練習 12.5

課題文

ἐκ τῶν αὐτῶν αἰτιῶν οὐκ ἀεὶ ἀποβαίνει ταὐτά.

語彙

文中の語 見出語形 品詞 変化形 主な意味
ἐκ ἐκ 前置詞 この語は変化しない (属格の)中から
τῶν 定冠詞 女性/複数/属格 αἰτιῶνにかかる
αὐτῶν αὐτός 強意代名詞 女性/複数/属格 同じ
ἀἰτιῶν ἀἰτιά 女性名詞 複数/属格 原因
οὐκ οὐ 否定辞 この語は変化しない ~ない
ἀεί ἀεί 副詞 この語は変化しない 常に
ἀποβαίνει ἀποβαίνω 動詞 三人称/単数/現在/直説法/能動態 ~の結果となる, 生じる
ταὐτά 脚注参照 定冠詞+強意代名詞 中性/複数/主格 メモ参照

脚注

ταὐτά = τὰ αὐτά, 母音縮合(crasis, P.7, §13.2)

出典と翻訳

不明。

メモ

文中のαὐτῶνおよびταὐτάが強意代名詞であることを理解するのが、本課題文の要旨であると思われる。

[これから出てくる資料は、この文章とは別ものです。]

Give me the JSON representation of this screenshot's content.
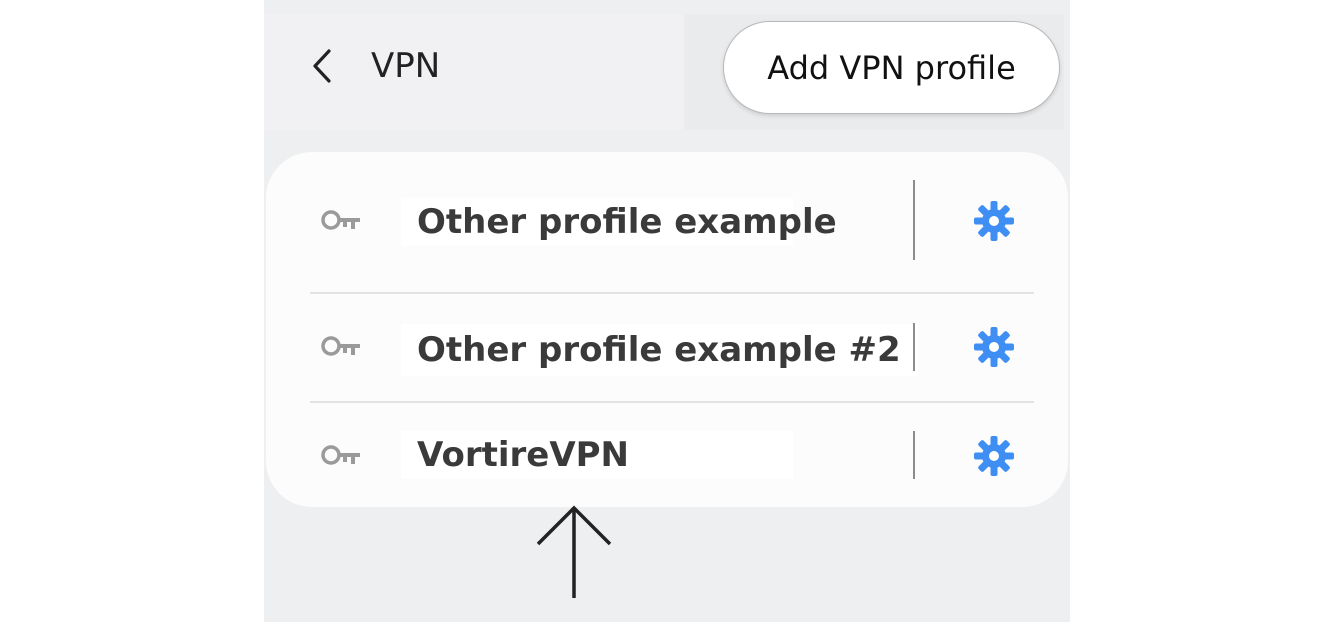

定冠詞τῶνは強意代名詞αὐτῶνではなく女性名詞αἰτιῶνにかかると読む。 そうすると強意代名詞はαὐτῶνは女性名詞αἰτιῶνに対して限定的位置(P.12, §21)をとっていることがわかり、この場合のαὐτόςは「同じ」という意味を示している(P.48, §67.2)であろうことがわかる。

であるならば、文末のταὐτά(=τὰ αὐτά)αὐτάも「同じ(もの, こと)」であろうと推測できる。 (この主張に納得できない場合、「それ自身」とした場合の文意や、斜格(この場合は対格)用法だとした場合の主語は何か、を考えてみるのは、よい考察になると思う)

それらから考え併せると、否定辞οὐκは部分否定と考えるのがよさそうだと思われる。 そうでないと「同じαἰτίαから同じαὐτάが生じない」という因果律を無視した主張になってしまう。

やはり部分否定として「同じαἰτίαから同じαὐτάが生じるとは限らない」と解釈するのが、本課題文の文意としては適切であると思われる。